Sep 22 '22 20:09 thiagocferr

@thiagocferr Thank you for tackling this issue.

"Import with the new 'ArXivWithDoi' fetcher" contains more information about the reference. That is nice!

I am not sure about the field file = {:http\://arxiv.org/pdf/1811.10364v1:PDF}. Should'nt it be converted to url = {http://arxiv.org/pdf/1811.10364v1} ? @ThiloteE : any suggestion?

About which field to keep:

I think we should keep the keywords provided by the DOI fetcher instead of the ones provided by original arXiv fetcher.
For authors with compound last names (such as in https://arxiv.org/abs/2209.11222), the format provided by the DOI fetcher is better. Please, keep this one.

Sep 23 '22 09:09 mlep

@mlep

About the `file` vs `url` fields

In the JabRef UI, having one or the other allows for quicker access to the file from either

The entry's General tab;
The Entry Table's columns Linked files (for field file) / Linked identifiers (field url)

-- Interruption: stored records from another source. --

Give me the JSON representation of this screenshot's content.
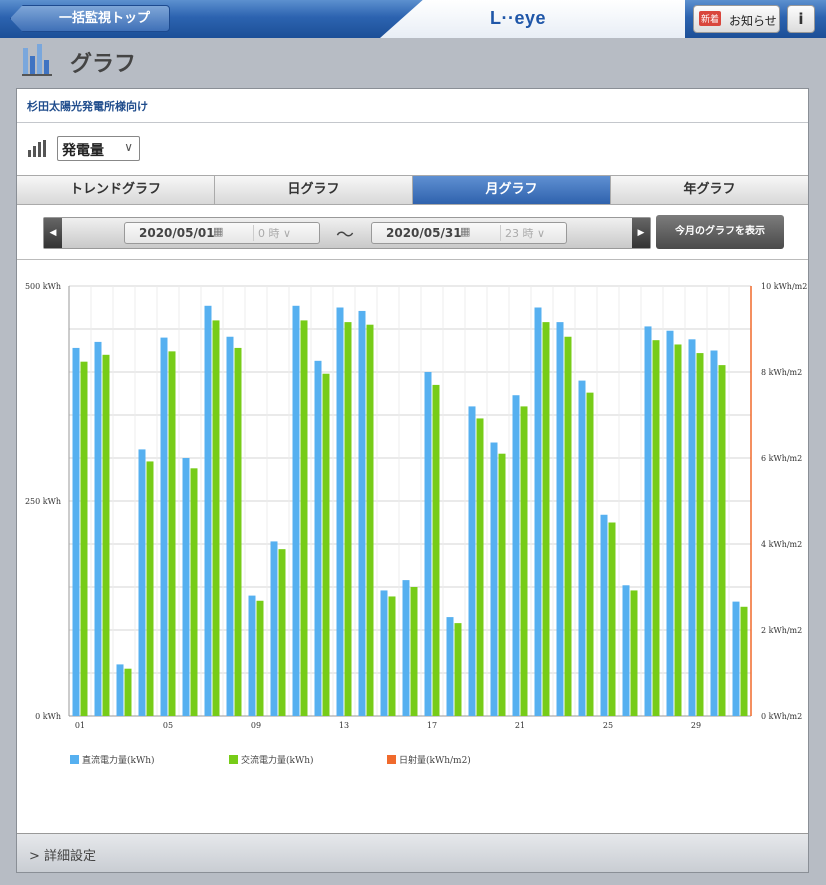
{
  "header": {
    "back_label": "一括監視トップ",
    "logo": "L··eye",
    "notice_badge": "新着",
    "notice_label": "お知らせ",
    "info_label": "i"
  },
  "page": {
    "title": "グラフ"
  },
  "panel": {
    "site_name": "杉田太陽光発電所様向け",
    "metric": "発電量",
    "footer_label": "詳細設定"
  },
  "tabs": [
    {
      "label": "トレンドグラフ"
    },
    {
      "label": "日グラフ"
    },
    {
      "label": "月グラフ"
    },
    {
      "label": "年グラフ"
    }
  ],
  "date_range": {
    "start_date": "2020/05/01",
    "start_hour": "0 時",
    "end_date": "2020/05/31",
    "end_hour": "23 時",
    "show_button": "今月のグラフを表示"
  },
  "colors": {
    "dc": "#56b0f0",
    "ac": "#77cc18",
    "irr": "#f06a2c",
    "active_tab": "#3a6db5"
  },
  "chart_data": {
    "type": "bar",
    "categories": [
      "01",
      "02",
      "03",
      "04",
      "05",
      "06",
      "07",
      "08",
      "09",
      "10",
      "11",
      "12",
      "13",
      "14",
      "15",
      "16",
      "17",
      "18",
      "19",
      "20",
      "21",
      "22",
      "23",
      "24",
      "25",
      "26",
      "27",
      "28",
      "29",
      "30",
      "31"
    ],
    "x_tick_labels": [
      "01",
      "05",
      "09",
      "13",
      "17",
      "21",
      "25",
      "29"
    ],
    "series": [
      {
        "name": "直流電力量(kWh)",
        "axis": "left",
        "values": [
          428,
          435,
          60,
          310,
          440,
          300,
          477,
          441,
          140,
          203,
          477,
          413,
          475,
          471,
          146,
          158,
          400,
          115,
          360,
          318,
          373,
          475,
          458,
          390,
          234,
          152,
          453,
          448,
          438,
          425,
          133
        ]
      },
      {
        "name": "交流電力量(kWh)",
        "axis": "left",
        "values": [
          412,
          420,
          55,
          296,
          424,
          288,
          460,
          428,
          134,
          194,
          460,
          398,
          458,
          455,
          139,
          150,
          385,
          108,
          346,
          305,
          360,
          458,
          441,
          376,
          225,
          146,
          437,
          432,
          422,
          408,
          127
        ]
      },
      {
        "name": "日射量(kWh/m2)",
        "axis": "right",
        "values": []
      }
    ],
    "left_axis": {
      "ylim": [
        0,
        500
      ],
      "tick_labels": [
        "0 kWh",
        "250 kWh",
        "500 kWh"
      ]
    },
    "right_axis": {
      "ylim": [
        0,
        10
      ],
      "tick_labels": [
        "0 kWh/m2",
        "2 kWh/m2",
        "4 kWh/m2",
        "6 kWh/m2",
        "8 kWh/m2",
        "10 kWh/m2"
      ]
    },
    "grid": true,
    "legend_position": "bottom-left"
  }
}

The thing is, by replacing file with url, the direct reference to the file is no longer on the Linked files (represented by a 'file' symbol) column and goes to the Linked identifiers (a 'globe' symbol). However, this field contain more than one element, like access links to the ArXiv page (not the PDF), so accessing the PDF file is a two-step process of clicking the field, opening a small menu, and then clicking the url item opens the PDF. This is shown on the image below:

By using the file field, on the other hand, you can more easily access the PDF from the Entry Table by simply pressing the 'PDF' icon, while leaving the other field to access link to ArXiv.org. This can be see below as well:

Although I see this a better workflow, I think having both file and url may have broader usefulness, both programmatically (as in having the field on the Bibtex file) and for reducing the number of Entry Table columns. What do you think?

About fields to keep

Yes, the DOI fetcher seems to get more "human-friendly" information about keywords. If this is the intended direction, should it also remove the abbreviation that might come from the original ArXiv entry (i.e. "(cs.IR)" from "Information Retrieval (cs.IR)")?
It does seem to seem that the last name, first name is easier on Bibtex, so I'll be leaving the one from the DOI fetcher.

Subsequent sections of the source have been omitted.